Dr. Kevin Bonine

Director of Education and Outreach

Kevin Bonine grew up in Tucson, graduating from TUSD’s University High School. He then attended the University of Arizona as a 1990 Flinn Scholar earning undergraduate degrees in both Economics (BA) and in Ecology and Evolutionary Biology (BS with Honors). Kevin’s graduate degrees, both MS and PhD, are from the University of Wisconsin-Madison where he focused on evolutionary physiology using lizards as a model system. His present research on reptiles and amphibians includes Gila monsters and canyon treefrogs, with emphasis on natural history, ecology, population genetics, and conservation. Kevin teaches many well-regarded UA courses, including introductory biology, herpetology, conservation biology, and vertebrate physiology. One of his newer courses is a collaboration with ASDM and Biosphere 2, titled Sonoran Desert Discovery, wherein UA students teach desert ecology to school children and the public. During the summer presession, Kevin teaches a popular three-week field course that explores the ecology and natural history of our region - from atop the Santa Catalina Mountains, through the Sonoran Desert, ending at the Desert Sea in the Northern Gulf of California in Mexico.

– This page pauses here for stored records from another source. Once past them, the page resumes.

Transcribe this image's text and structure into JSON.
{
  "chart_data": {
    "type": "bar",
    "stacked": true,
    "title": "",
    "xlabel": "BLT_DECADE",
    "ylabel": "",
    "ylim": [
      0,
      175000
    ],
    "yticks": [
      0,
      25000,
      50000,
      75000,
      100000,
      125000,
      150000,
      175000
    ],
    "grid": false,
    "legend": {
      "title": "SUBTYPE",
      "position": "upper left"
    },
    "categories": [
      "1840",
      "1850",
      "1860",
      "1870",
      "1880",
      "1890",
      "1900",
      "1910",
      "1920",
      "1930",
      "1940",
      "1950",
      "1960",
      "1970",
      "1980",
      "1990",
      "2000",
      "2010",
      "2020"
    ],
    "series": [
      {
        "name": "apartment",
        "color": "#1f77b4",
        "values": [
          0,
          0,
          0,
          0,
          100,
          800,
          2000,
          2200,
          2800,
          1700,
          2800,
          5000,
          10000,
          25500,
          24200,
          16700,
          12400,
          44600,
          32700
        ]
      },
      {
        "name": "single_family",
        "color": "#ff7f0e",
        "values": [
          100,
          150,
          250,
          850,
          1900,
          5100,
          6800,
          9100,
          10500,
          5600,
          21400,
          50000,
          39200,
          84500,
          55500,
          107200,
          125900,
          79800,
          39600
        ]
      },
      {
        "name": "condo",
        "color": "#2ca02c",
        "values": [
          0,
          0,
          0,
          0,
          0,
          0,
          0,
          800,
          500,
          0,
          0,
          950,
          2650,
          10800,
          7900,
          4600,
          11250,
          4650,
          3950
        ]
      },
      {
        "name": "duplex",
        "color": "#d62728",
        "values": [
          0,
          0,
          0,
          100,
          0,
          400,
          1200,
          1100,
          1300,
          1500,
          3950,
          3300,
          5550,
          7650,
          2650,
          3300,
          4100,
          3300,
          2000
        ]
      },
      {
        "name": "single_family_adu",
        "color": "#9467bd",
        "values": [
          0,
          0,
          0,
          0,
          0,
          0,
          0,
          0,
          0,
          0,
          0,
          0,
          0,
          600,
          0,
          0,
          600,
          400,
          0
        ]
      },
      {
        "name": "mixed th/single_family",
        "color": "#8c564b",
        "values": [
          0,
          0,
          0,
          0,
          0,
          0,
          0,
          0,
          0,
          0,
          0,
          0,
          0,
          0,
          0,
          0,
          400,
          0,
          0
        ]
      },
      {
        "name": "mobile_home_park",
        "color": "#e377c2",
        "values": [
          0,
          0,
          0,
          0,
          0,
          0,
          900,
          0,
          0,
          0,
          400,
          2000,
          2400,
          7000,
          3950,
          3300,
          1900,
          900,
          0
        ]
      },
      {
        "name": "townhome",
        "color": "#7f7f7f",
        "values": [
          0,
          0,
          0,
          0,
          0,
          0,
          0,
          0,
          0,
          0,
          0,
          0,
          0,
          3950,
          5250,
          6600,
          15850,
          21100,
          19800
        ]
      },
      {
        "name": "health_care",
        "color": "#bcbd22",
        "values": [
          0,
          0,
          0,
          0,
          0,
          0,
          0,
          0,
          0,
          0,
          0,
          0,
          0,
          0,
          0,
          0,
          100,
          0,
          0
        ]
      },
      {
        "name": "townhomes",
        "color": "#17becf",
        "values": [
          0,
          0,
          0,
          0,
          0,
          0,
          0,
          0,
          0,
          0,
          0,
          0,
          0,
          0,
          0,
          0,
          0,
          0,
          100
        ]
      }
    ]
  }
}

In 2012 Kevin was recognized with the UA College of Science’s Distinguished Early-Career Teaching Award. Kevin is also Director of Outreach Initiatives in the College of Science at the University of Arizona and serves on the boards of directors of the Arizona-Sonora Desert Museum, Friends of Saguaro National Park, and the Intercultural Center for the Study of Deserts and Oceans (CEDO) in Puerto Peñasco, Sonora.